Configuration details, security considerations, and troubleshooting follow the memory-service setup and run steps. The PomPom-AI server uses local embeddings with ChromaDB and PostgreSQL metadata, so data remains on your machine and is backed by encrypted storage. The printed example below shows how a client configures access to the memory MCP endpoint.

{
  "pompom-ai": {
    "url": "http://localhost:8051/sse"
  }
}

Environment variables to configure (descriptions provided for clarity): - TRANSPORT: transport mode, set to sse by default - HOST: server host address - PORT: server port (8051 in examples) - LLM_PROVIDER: OpenRouter or other provider compatible with Claude 3.7 Sonnet - LLM_BASE_URL: base API URL for the provider - LLM_API_KEY: key for API access - LLM_CHOICE: model/variant used for memory processing - DATABASE_URL: connection string for your Supabase PostgreSQL instance

{
  "name": "pompom_ai_http",
  "type": "http",
  "url": "http://localhost:8051/sse",
  "args": []
}

Memory tools exposed to Qodo AI are defined as functions with specific purposes: save_memory(text: str) stores important information, get_all_memories() retrieves all memories for context, and search_memories(query: str, limit: int = 3) performs semantic search. Memory data is stored in ChromaDB (vectors) and PostgreSQL (metadata) for fast, reliable access.

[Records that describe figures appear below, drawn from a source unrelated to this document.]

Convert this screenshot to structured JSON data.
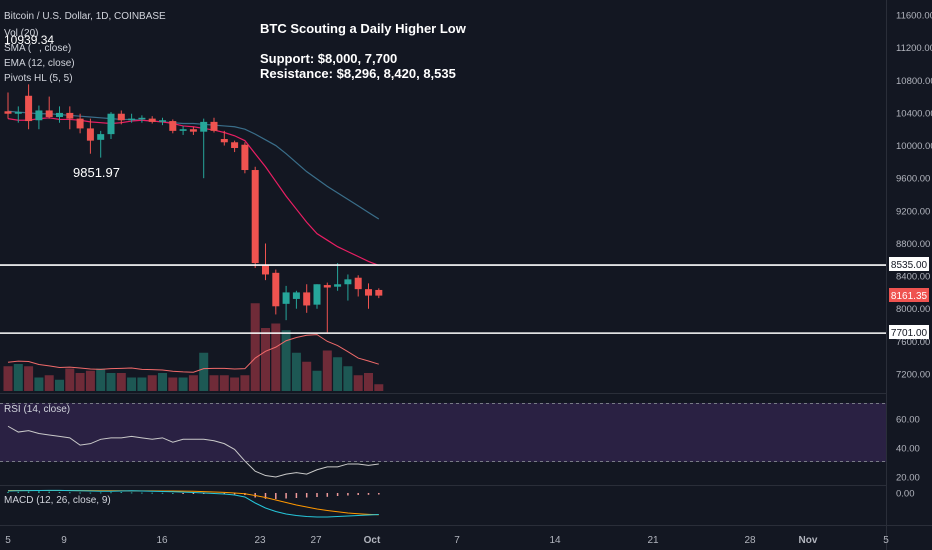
{
  "header": {
    "symbol": "Bitcoin / U.S. Dollar, 1D, COINBASE",
    "indicator_1": "Vol (20)",
    "indicator_2_a": "SMA (",
    "indicator_2_b": ", close)",
    "indicator_3": "EMA (12, close)",
    "indicator_4": "Pivots HL (5, 5)",
    "overlap_value": "10939.34"
  },
  "annotation": {
    "title": "BTC Scouting a Daily Higher Low",
    "support": "Support: $8,000, 7,700",
    "resistance": "Resistance: $8,296, 8,420, 8,535"
  },
  "pivot_low_label": "9851.97",
  "price_badges": {
    "resistance": "8535.00",
    "last": "8161.35",
    "support": "7701.00"
  },
  "rsi_label": "RSI (14, close)",
  "macd_label": "MACD (12, 26, close, 9)",
  "colors": {
    "background": "#131722",
    "up": "#26a69a",
    "down": "#ef5350",
    "axis_text": "#b2b5be",
    "ema_line": "#e91e63",
    "sma_line": "#3a6e8a",
    "rsi_band": "#2a2143",
    "rsi_line": "#c9c9c9"
  },
  "chart_data": {
    "type": "candlestick",
    "x_tick_labels": [
      "5",
      "9",
      "16",
      "23",
      "27",
      "Oct",
      "7",
      "14",
      "21",
      "28",
      "Nov",
      "5"
    ],
    "price_axis_ticks": [
      "11600.00",
      "11200.00",
      "10800.00",
      "10400.00",
      "10000.00",
      "9600.00",
      "9200.00",
      "8800.00",
      "8400.00",
      "8000.00",
      "7600.00",
      "7200.00"
    ],
    "rsi_axis_ticks": [
      "60.00",
      "40.00",
      "20.00"
    ],
    "macd_axis_ticks": [
      "0.00"
    ],
    "candles": [
      {
        "o": 10420,
        "h": 10650,
        "l": 10330,
        "c": 10390
      },
      {
        "o": 10390,
        "h": 10480,
        "l": 10280,
        "c": 10410
      },
      {
        "o": 10610,
        "h": 10750,
        "l": 10200,
        "c": 10300
      },
      {
        "o": 10310,
        "h": 10490,
        "l": 10200,
        "c": 10430
      },
      {
        "o": 10430,
        "h": 10600,
        "l": 10330,
        "c": 10350
      },
      {
        "o": 10350,
        "h": 10480,
        "l": 10280,
        "c": 10400
      },
      {
        "o": 10400,
        "h": 10480,
        "l": 10200,
        "c": 10330
      },
      {
        "o": 10330,
        "h": 10390,
        "l": 10150,
        "c": 10210
      },
      {
        "o": 10210,
        "h": 10330,
        "l": 9900,
        "c": 10060
      },
      {
        "o": 10070,
        "h": 10180,
        "l": 9852,
        "c": 10140
      },
      {
        "o": 10140,
        "h": 10410,
        "l": 10080,
        "c": 10390
      },
      {
        "o": 10390,
        "h": 10430,
        "l": 10260,
        "c": 10310
      },
      {
        "o": 10310,
        "h": 10390,
        "l": 10280,
        "c": 10330
      },
      {
        "o": 10330,
        "h": 10370,
        "l": 10280,
        "c": 10340
      },
      {
        "o": 10330,
        "h": 10360,
        "l": 10270,
        "c": 10290
      },
      {
        "o": 10300,
        "h": 10340,
        "l": 10250,
        "c": 10310
      },
      {
        "o": 10300,
        "h": 10320,
        "l": 10150,
        "c": 10180
      },
      {
        "o": 10180,
        "h": 10240,
        "l": 10130,
        "c": 10200
      },
      {
        "o": 10200,
        "h": 10230,
        "l": 10130,
        "c": 10170
      },
      {
        "o": 10170,
        "h": 10330,
        "l": 9600,
        "c": 10290
      },
      {
        "o": 10290,
        "h": 10340,
        "l": 10160,
        "c": 10180
      },
      {
        "o": 10080,
        "h": 10180,
        "l": 10000,
        "c": 10040
      },
      {
        "o": 10040,
        "h": 10060,
        "l": 9920,
        "c": 9970
      },
      {
        "o": 10010,
        "h": 10040,
        "l": 9660,
        "c": 9700
      },
      {
        "o": 9700,
        "h": 9740,
        "l": 8500,
        "c": 8560
      },
      {
        "o": 8540,
        "h": 8800,
        "l": 8350,
        "c": 8420
      },
      {
        "o": 8440,
        "h": 8480,
        "l": 7930,
        "c": 8030
      },
      {
        "o": 8060,
        "h": 8280,
        "l": 7860,
        "c": 8200
      },
      {
        "o": 8120,
        "h": 8220,
        "l": 8000,
        "c": 8200
      },
      {
        "o": 8200,
        "h": 8300,
        "l": 7950,
        "c": 8040
      },
      {
        "o": 8050,
        "h": 8300,
        "l": 8000,
        "c": 8300
      },
      {
        "o": 8290,
        "h": 8320,
        "l": 7710,
        "c": 8260
      },
      {
        "o": 8270,
        "h": 8560,
        "l": 8220,
        "c": 8300
      },
      {
        "o": 8300,
        "h": 8420,
        "l": 8100,
        "c": 8360
      },
      {
        "o": 8380,
        "h": 8410,
        "l": 8150,
        "c": 8240
      },
      {
        "o": 8240,
        "h": 8310,
        "l": 8000,
        "c": 8161
      },
      {
        "o": 8230,
        "h": 8250,
        "l": 8130,
        "c": 8161
      }
    ],
    "volume_relative": [
      0.55,
      0.6,
      0.55,
      0.3,
      0.35,
      0.25,
      0.5,
      0.4,
      0.45,
      0.5,
      0.4,
      0.4,
      0.3,
      0.3,
      0.35,
      0.4,
      0.3,
      0.3,
      0.35,
      0.85,
      0.35,
      0.35,
      0.3,
      0.35,
      1.95,
      1.4,
      1.5,
      1.35,
      0.85,
      0.65,
      0.45,
      0.9,
      0.75,
      0.55,
      0.35,
      0.4,
      0.15
    ],
    "ema_12": [
      10330,
      10310,
      10310,
      10330,
      10340,
      10320,
      10320,
      10310,
      10290,
      10280,
      10270,
      10280,
      10300,
      10310,
      10300,
      10290,
      10270,
      10240,
      10230,
      10210,
      10190,
      10160,
      10120,
      10060,
      9900,
      9740,
      9560,
      9380,
      9220,
      9060,
      8920,
      8840,
      8760,
      8700,
      8640,
      8580,
      8530
    ],
    "sma_20": [
      10420,
      10410,
      10400,
      10390,
      10390,
      10380,
      10370,
      10360,
      10350,
      10340,
      10330,
      10320,
      10320,
      10310,
      10300,
      10290,
      10280,
      10270,
      10270,
      10260,
      10250,
      10240,
      10230,
      10200,
      10140,
      10070,
      10000,
      9900,
      9790,
      9680,
      9590,
      9500,
      9420,
      9340,
      9260,
      9180,
      9100
    ],
    "resistance_level": 8535,
    "support_level": 7701,
    "last_price": 8161.35,
    "pivot_low": 9851.97,
    "rsi": [
      55,
      51,
      52,
      50,
      49,
      48,
      47,
      42,
      43,
      46,
      47,
      47,
      48,
      47,
      46,
      47,
      44,
      46,
      46,
      46,
      45,
      43,
      39,
      31,
      24,
      21,
      20,
      22,
      23,
      22,
      25,
      27,
      27,
      29,
      29,
      28,
      29
    ],
    "macd_hist": [
      10,
      12,
      15,
      18,
      14,
      10,
      8,
      5,
      4,
      6,
      8,
      10,
      6,
      4,
      3,
      2,
      0,
      -2,
      -4,
      -6,
      -8,
      -10,
      -14,
      -20,
      -45,
      -58,
      -60,
      -55,
      -50,
      -45,
      -40,
      -38,
      -30,
      -25,
      -20,
      -18,
      -15
    ],
    "macd_line": [
      20,
      22,
      24,
      25,
      26,
      26,
      24,
      22,
      20,
      18,
      18,
      20,
      22,
      20,
      18,
      15,
      12,
      9,
      5,
      0,
      -5,
      -10,
      -20,
      -40,
      -100,
      -150,
      -185,
      -210,
      -225,
      -235,
      -240,
      -240,
      -235,
      -230,
      -225,
      -220,
      -215
    ],
    "signal_line": [
      25,
      25,
      25,
      25,
      25,
      25,
      25,
      24,
      24,
      23,
      22,
      22,
      21,
      21,
      21,
      20,
      20,
      19,
      17,
      14,
      10,
      6,
      0,
      -8,
      -25,
      -45,
      -70,
      -95,
      -120,
      -140,
      -160,
      -175,
      -188,
      -200,
      -208,
      -214,
      -218
    ]
  }
}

Maintenance tips include monitoring the local ChromaDB path (./chroma_db/), ensuring PostgreSQL connectivity, and updating API keys as needed. If the server won’t start, recheck the .env configuration and port exposure. If memory saving fails, verify the database connection. If search fails, restart the server to refresh the vector index.

Configuration examples

MCP connection example in JSON shows how to connect the PomPom-AI server for memory operations.

{
  "pompom-ai": {
    "url": "http://localhost:8051/sse"
  }
}

Security and privacy

All embeddings are generated locally with no external embedding API calls. PostgreSQL storage is encrypted, and the processing is local to your machine, ensuring your memory data remains under your control.

Available tools

save_memory

Store information in long-term memory by processing text, extracting facts, generating embeddings, and saving to ChromaDB and PostgreSQL.

get_all_memories

Retrieve all memories for a default user, with pagination, to provide full context.

search_memories

Perform a semantic search over memories using an input query and return the most relevant results.